Miss Stein era vasta mas não alta e possuía a construção pesada
das camponesas. Senhora de belos olhos, tinha um rosto forte de judia alemã, o
qual poderia igualmente pertencer a uma mulher de Friulano. Com a sua maneira
de vestir, o rosto cheio de mobilidade e o belo cabelo forte e espesso, que
usava puxado para cima, talvez já desde os tempos do colégio, fazia-me lembrar
uma camponesa do Norte da Itália. Falava constantemente e, a princípio, a sua conversa
incidia sobre pessoas e locais. A sua companheira, dona de uma voz muito agradável,
era baixa, muito morena e usava o cabelo cortado à maneira de Joana d’Arc.

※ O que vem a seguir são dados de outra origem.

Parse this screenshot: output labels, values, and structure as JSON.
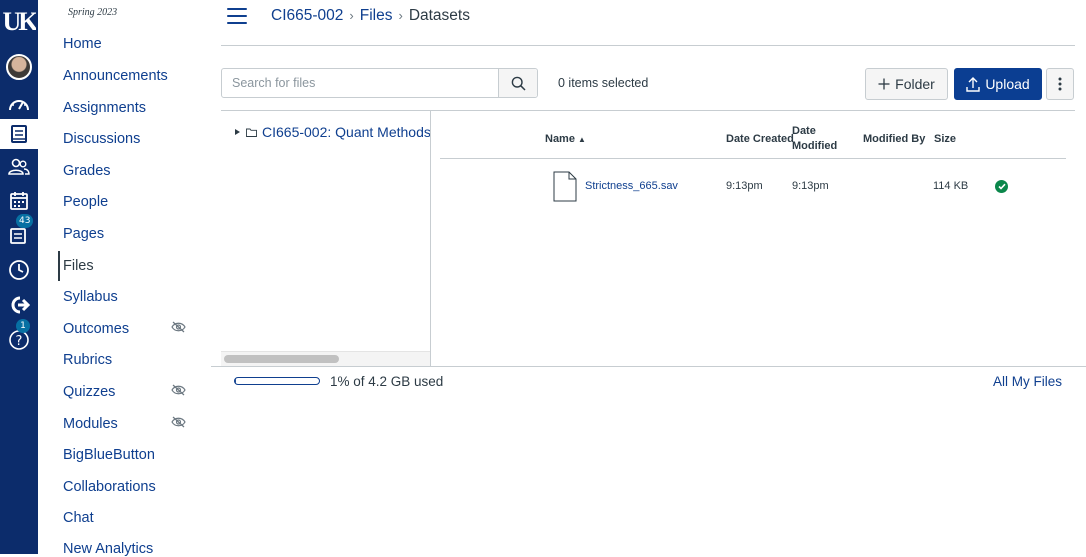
{
  "global_nav": {
    "logo_text": "UK",
    "items": [
      {
        "name": "account",
        "icon": "avatar"
      },
      {
        "name": "dashboard",
        "icon": "dashboard-icon"
      },
      {
        "name": "courses",
        "icon": "courses-icon"
      },
      {
        "name": "groups",
        "icon": "groups-icon"
      },
      {
        "name": "calendar",
        "icon": "calendar-icon"
      },
      {
        "name": "inbox",
        "icon": "inbox-icon",
        "badge": "43"
      },
      {
        "name": "history",
        "icon": "history-icon"
      },
      {
        "name": "commons",
        "icon": "commons-icon"
      },
      {
        "name": "help",
        "icon": "help-icon",
        "badge": "1"
      }
    ]
  },
  "course_nav": {
    "term": "Spring 2023",
    "items": [
      {
        "label": "Home"
      },
      {
        "label": "Announcements"
      },
      {
        "label": "Assignments"
      },
      {
        "label": "Discussions"
      },
      {
        "label": "Grades"
      },
      {
        "label": "People"
      },
      {
        "label": "Pages"
      },
      {
        "label": "Files",
        "active": true
      },
      {
        "label": "Syllabus"
      },
      {
        "label": "Outcomes",
        "hidden_from_students": true
      },
      {
        "label": "Rubrics"
      },
      {
        "label": "Quizzes",
        "hidden_from_students": true
      },
      {
        "label": "Modules",
        "hidden_from_students": true
      },
      {
        "label": "BigBlueButton"
      },
      {
        "label": "Collaborations"
      },
      {
        "label": "Chat"
      },
      {
        "label": "New Analytics"
      }
    ]
  },
  "breadcrumb": {
    "course": "CI665-002",
    "section": "Files",
    "current": "Datasets"
  },
  "toolbar": {
    "search_placeholder": "Search for files",
    "selected_count": "0 items selected",
    "folder_label": "Folder",
    "upload_label": "Upload"
  },
  "folder_tree": {
    "root": "CI665-002: Quant Methods"
  },
  "file_table": {
    "columns": {
      "name": "Name",
      "date_created": "Date Created",
      "date_modified_line1": "Date",
      "date_modified_line2": "Modified",
      "modified_by": "Modified By",
      "size": "Size"
    },
    "sort_indicator": "▲",
    "rows": [
      {
        "name": "Strictness_665.sav",
        "date_created": "9:13pm",
        "date_modified": "9:13pm",
        "modified_by": "",
        "size": "114 KB",
        "published": true
      }
    ]
  },
  "footer": {
    "quota_text": "1% of 4.2 GB used",
    "quota_percent": 1,
    "all_files_link": "All My Files"
  },
  "colors": {
    "nav_bg": "#0c2c6b",
    "link": "#0f3f8f",
    "upload_bg": "#0b3e92",
    "published": "#0b874b",
    "badge": "#0770a3"
  }
}
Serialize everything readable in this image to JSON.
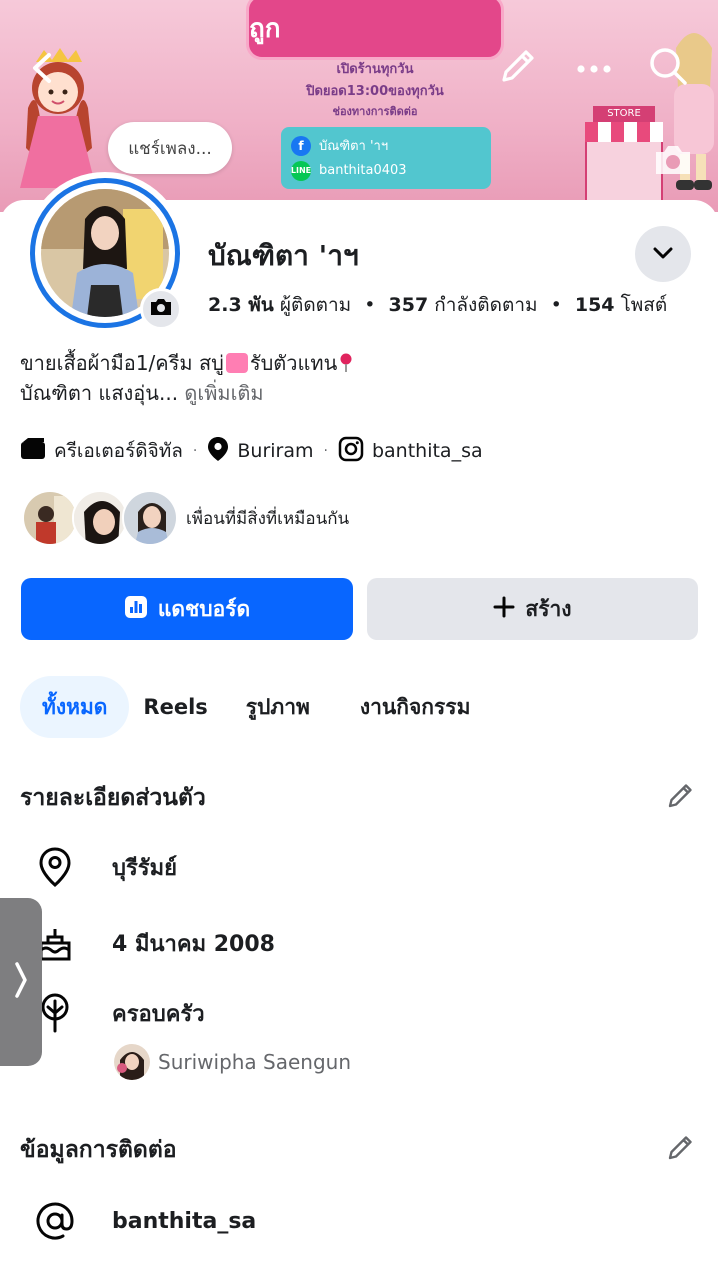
{
  "cover": {
    "banner_title": "สินค้าดี น่ารัก ราคาถูก",
    "line1": "เปิดร้านทุกวัน",
    "line2": "ปิดยอด13:00ของทุกวัน",
    "line3": "ช่องทางการติดต่อ",
    "contact_facebook": "บัณฑิตา 'าฯ",
    "contact_line": "banthita0403",
    "store_sign": "STORE"
  },
  "song_bubble": "แชร์เพลง...",
  "profile": {
    "name": "บัณฑิตา 'าฯ",
    "followers": "2.3 พัน",
    "followers_label": "ผู้ติดตาม",
    "following": "357",
    "following_label": "กำลังติดตาม",
    "posts": "154",
    "posts_label": "โพสต์",
    "stat_sep": "•",
    "bio_line1_a": "ขายเสื้อผ้ามือ1/ครีม สบู่",
    "bio_line1_b": "รับตัวแทน",
    "bio_line2": "บัณฑิตา แสงอุ่น...",
    "bio_more": "ดูเพิ่มเติม"
  },
  "meta": {
    "category": "ครีเอเตอร์ดิจิทัล",
    "location": "Buriram",
    "instagram": "banthita_sa",
    "dot": "·"
  },
  "mutual_label": "เพื่อนที่มีสิ่งที่เหมือนกัน",
  "buttons": {
    "dashboard": "แดชบอร์ด",
    "create": "สร้าง"
  },
  "tabs": [
    "ทั้งหมด",
    "Reels",
    "รูปภาพ",
    "งานกิจกรรม"
  ],
  "personal": {
    "title": "รายละเอียดส่วนตัว",
    "hometown": "บุรีรัมย์",
    "birthday": "4 มีนาคม  2008",
    "family_label": "ครอบครัว",
    "family_member": "Suriwipha Saengun"
  },
  "contact": {
    "title": "ข้อมูลการติดต่อ",
    "instagram": "banthita_sa"
  },
  "colors": {
    "accent": "#0866ff",
    "cover_pink": "#f0b2c8",
    "button_gray": "#e4e6eb"
  },
  "icons": {
    "back": "chevron-left-icon",
    "edit_cover": "pencil-icon",
    "more": "more-horizontal-icon",
    "search": "search-icon",
    "camera": "camera-icon",
    "chevron": "chevron-down-icon",
    "side_handle": "chevron-right-icon"
  }
}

segundo as ilustrações de Boutet de Monvel, e tinha um nariz fortemente
arqueado. Quando a conhecemos, andava a trabalhar num bordado, e o facto de ir
trabalhando não a impedia de fazer as honras da casa e de conversar com minha
mulher.
Conquanto fosse mantendo a sua conversa pessoal, ia ouvindo também
a outra, que a cada passo tratava de interromper. Mais tarde, explicou-me que
era ela quem se encarregava de conversar com as esposas. Eu e minha mulher sentíamos
que as esposas eram simplesmente toleradas. Mas gostávamos de miss Stein e da
sua amiga, embora esta última fosse assustadora. Os quadros, os bolos e a eau-de-vie eram
verdadeiramente maravilhosos. Elas pareciam igualmente gostar de nós e
tratavam-nos como se fôssemos duas crianças muito bem comportadas, muito boas e
prometedoras, e eu sentia que nos perdoavam o facto de gostarmos um do outro e
de sermos casados, o tempo se encarregaria de resolver esse assunto, e quando a
minha mulher as convidou a tomar chá, elas aceitaram». In Ernest Hemingway, Paris é uma Festa, 1960, Edição
Livros do Brasil, Lisboa, Colecção Dois Mundos, 2000, ISBN 978-145-165-540-7.